Maybe you're just a really sensitive or empathic person. Maybe something about this character is triggering something from your past. I think this stuff is kinda cool, but I'm training to become a psychotherapist so of course I would. I don't think writing has made me cry before but I look forward to it!
I cry pretty much every time I kill a character. But I also cry at long-distance commercials. I'm a cry-er.
No Twilight references here, my manuscript was well underway long before I encountered that pop culture train wreck.
This has happened to me. Not full blown crying, but tears welling in my eyes, an overwhelming feeling of melancholy. It's a good thing as far as I'm concerned, it shows emotional investment in your story/characters.
Lol. I never saw Twilight but I asked my friend what she liked about the characters. 5 minutes of silence later she stormed off and called me an asshole. lol. Worth it.
I've never cried because of something I wrote. Apparently a love connection in my novel made my mom cry, though. And I'm not gunna lie... In the second Twilight book, there's a part after Edward leaves Bella that's just blank pages with the passing months typed in the middle... Flipping through them.. October.... November... December... January.. Or whatever the months actually were... I cried. lol Silly, right?
A simple 'four months had passed since Edward left...' didn't suffice, huh? I've felt moderately sad for my characters, but not full blown crying.
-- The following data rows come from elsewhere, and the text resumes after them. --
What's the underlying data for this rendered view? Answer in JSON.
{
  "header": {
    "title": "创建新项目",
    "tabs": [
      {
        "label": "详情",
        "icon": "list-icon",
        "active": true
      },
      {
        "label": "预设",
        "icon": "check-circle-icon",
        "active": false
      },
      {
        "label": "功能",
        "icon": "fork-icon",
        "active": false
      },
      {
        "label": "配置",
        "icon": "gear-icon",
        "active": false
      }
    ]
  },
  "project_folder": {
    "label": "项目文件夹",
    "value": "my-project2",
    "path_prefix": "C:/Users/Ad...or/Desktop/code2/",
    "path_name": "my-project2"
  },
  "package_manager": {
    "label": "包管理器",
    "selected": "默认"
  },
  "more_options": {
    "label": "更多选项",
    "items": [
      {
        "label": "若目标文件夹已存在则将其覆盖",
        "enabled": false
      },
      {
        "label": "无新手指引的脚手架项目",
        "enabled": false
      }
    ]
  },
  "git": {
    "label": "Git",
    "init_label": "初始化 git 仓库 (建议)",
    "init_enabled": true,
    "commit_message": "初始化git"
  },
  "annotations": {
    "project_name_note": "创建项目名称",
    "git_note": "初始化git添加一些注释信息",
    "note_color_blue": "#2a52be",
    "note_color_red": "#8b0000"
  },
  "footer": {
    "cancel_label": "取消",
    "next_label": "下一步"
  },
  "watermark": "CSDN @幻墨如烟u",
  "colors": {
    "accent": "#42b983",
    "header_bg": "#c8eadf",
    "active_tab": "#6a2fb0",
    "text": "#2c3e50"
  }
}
I've had moments where I've been stricken by the gravity of what my characters go through. I've never cried, though.
That reminds me. A week ago one character was having a panic attack. I caught myself breathing quicker while writing that. Maybe I am just weird. lol
If you're weird, we're both weird. I often mumble dialogue to myself when writing it; I've also been known to half act out fight scenes.
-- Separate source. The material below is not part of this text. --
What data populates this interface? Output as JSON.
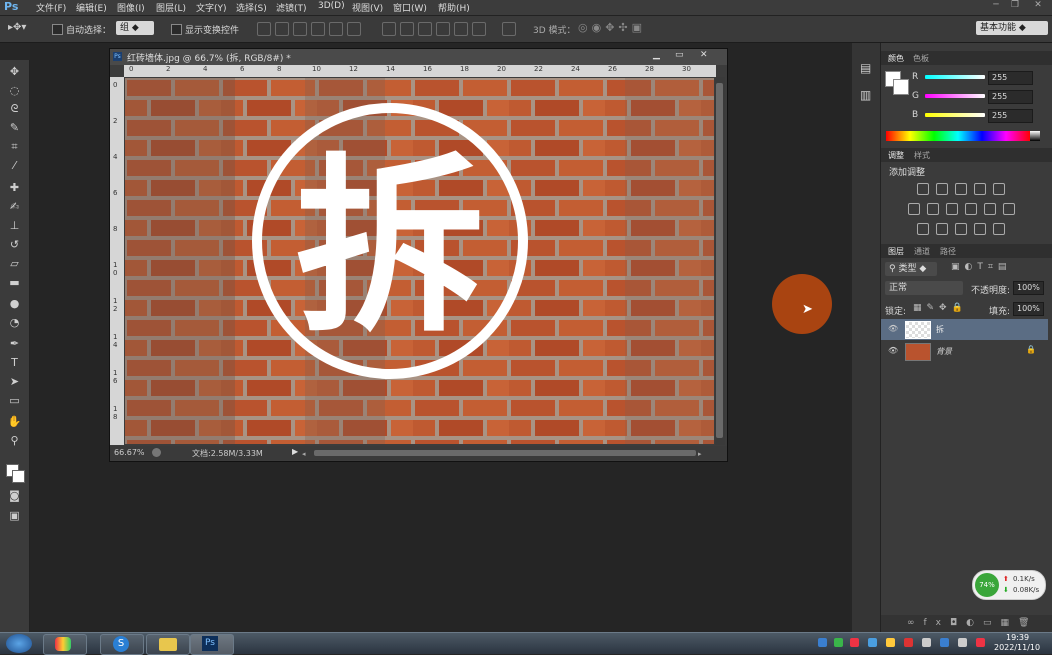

I think we authors are all kind of weird in our own ways. I mean, we're the ones who create entire worlds out of thin air so a bit of weirdness is perfectly all right.
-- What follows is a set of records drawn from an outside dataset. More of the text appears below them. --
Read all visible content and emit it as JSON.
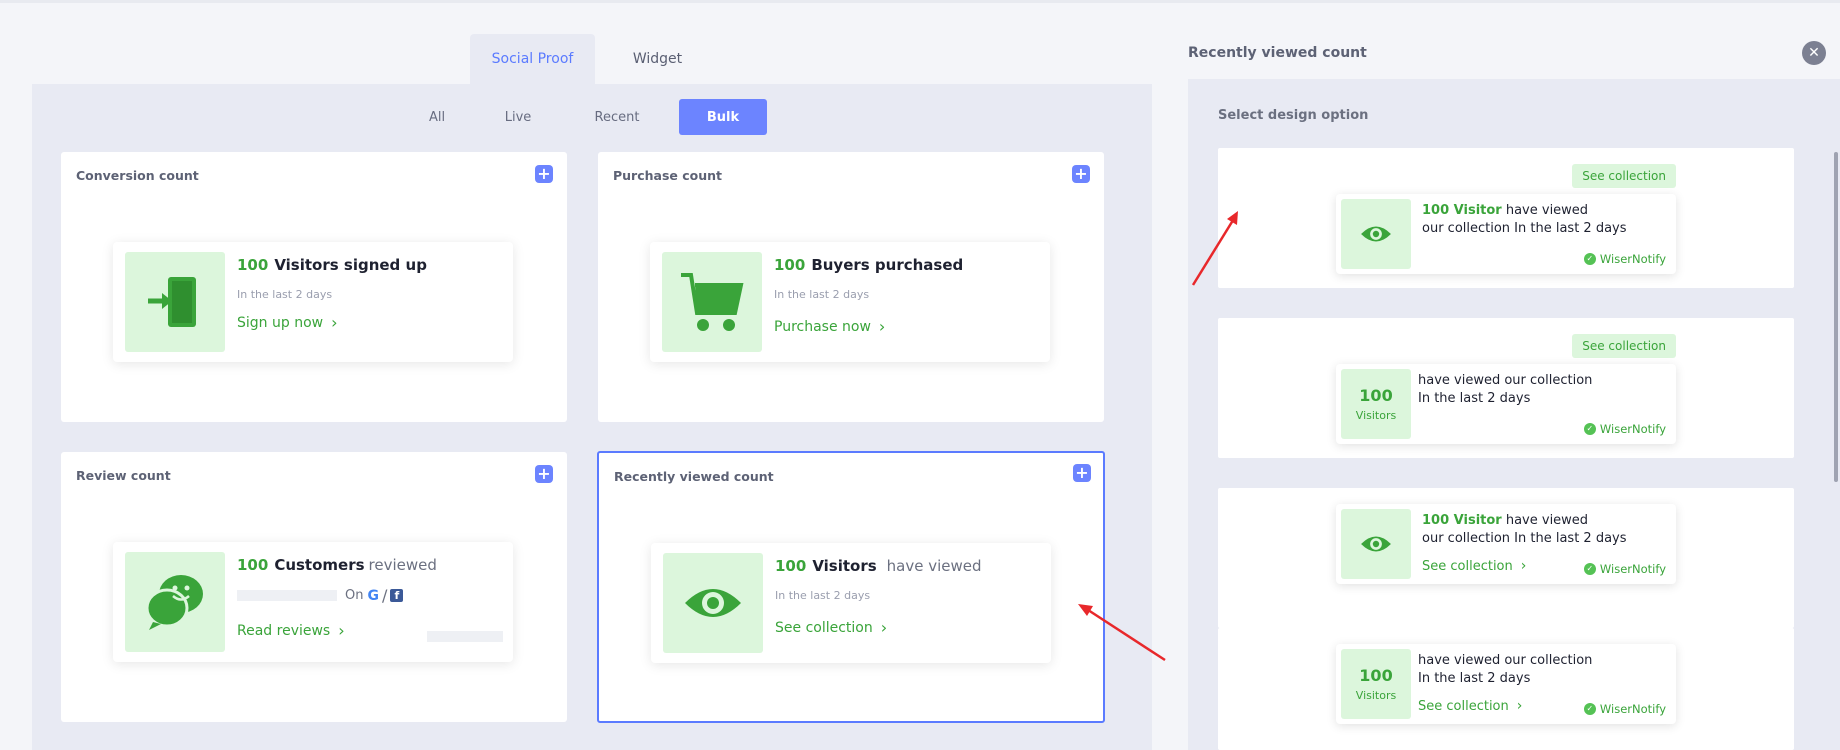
{
  "tabs": [
    {
      "label": "Social Proof",
      "active": true
    },
    {
      "label": "Widget",
      "active": false
    }
  ],
  "filters": [
    "All",
    "Live",
    "Recent",
    "Bulk"
  ],
  "cards": {
    "conversion": {
      "title": "Conversion count",
      "number": "100",
      "headline": "Visitors signed up",
      "sub": "In the last 2 days",
      "cta": "Sign up now"
    },
    "purchase": {
      "title": "Purchase count",
      "number": "100",
      "headline": "Buyers purchased",
      "sub": "In the last 2 days",
      "cta": "Purchase now"
    },
    "review": {
      "title": "Review count",
      "number": "100",
      "headline_bold": "Customers",
      "headline_light": "reviewed",
      "on": "On",
      "cta": "Read reviews"
    },
    "viewed": {
      "title": "Recently viewed count",
      "number": "100",
      "headline_bold": "Visitors",
      "headline_light": "have viewed",
      "sub": "In the last 2 days",
      "cta": "See collection"
    }
  },
  "side": {
    "title": "Recently viewed count",
    "select_label": "Select design option",
    "badge": "See collection",
    "brand": "WiserNotify",
    "options": [
      {
        "num_text": "100 Visitor",
        "line1_rest": "have viewed",
        "line2": "our collection In the last 2 days"
      },
      {
        "num": "100",
        "label": "Visitors",
        "line1": "have viewed our collection",
        "line2": "In the last 2 days"
      },
      {
        "num_text": "100 Visitor",
        "line1_rest": "have viewed",
        "line2": "our collection In the last 2 days",
        "cta": "See collection"
      },
      {
        "num": "100",
        "label": "Visitors",
        "line1": "have viewed our collection",
        "line2": "In the last 2 days",
        "cta": "See collection"
      }
    ]
  },
  "colors": {
    "accent": "#6c84ff",
    "green": "#3aa43a",
    "green_bg": "#dcf6dc",
    "arrow": "#e8282b"
  }
}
If you actually move YOURSELF while writing, that can't be bad. However, it doesn't guarantee good writing either. You are seeing and feeling your characters beautifully, but you still have to make your readers see and feel what is moving you. That ...well you won't know if you've succeeded until you get feedback. I made myself cry in only one place in my MS ...and it's a place that probably won't strike others the way it struck me, because they don't know where it came from in my life. However, I've had other people point out places that made them cry, so I guess there's some emotional involvement in what I wrote. However, it's interesting that no two people have got back to me saying they've cried in the same place as somebody else! It's all down to what happened in their life that connected with what I wrote. You can't control that, can you?
Moving yourself while writing means barely anything to the end result. Just because you feel the emotion of a moment doesn't mean you are conveying that to the reader. You've internalised it and given it extra meaning, but the reader approaches it differently, and can be missing a lot of what made it emotional for you. I've never cried or become emotional writing scenes, but sometimes when reading it back.
Depends what you're writing about. If it's about a character dying, drawing their final breath in the last throes of cancer; and if you've experienced this in life and use that to draw on creatively, as I have, then you'll perhaps forgive me for being moved to tears as I went through that process.
Wait... so we create worlds out of thin air? Well now that makes authors sounds more like Gods than weirdoes.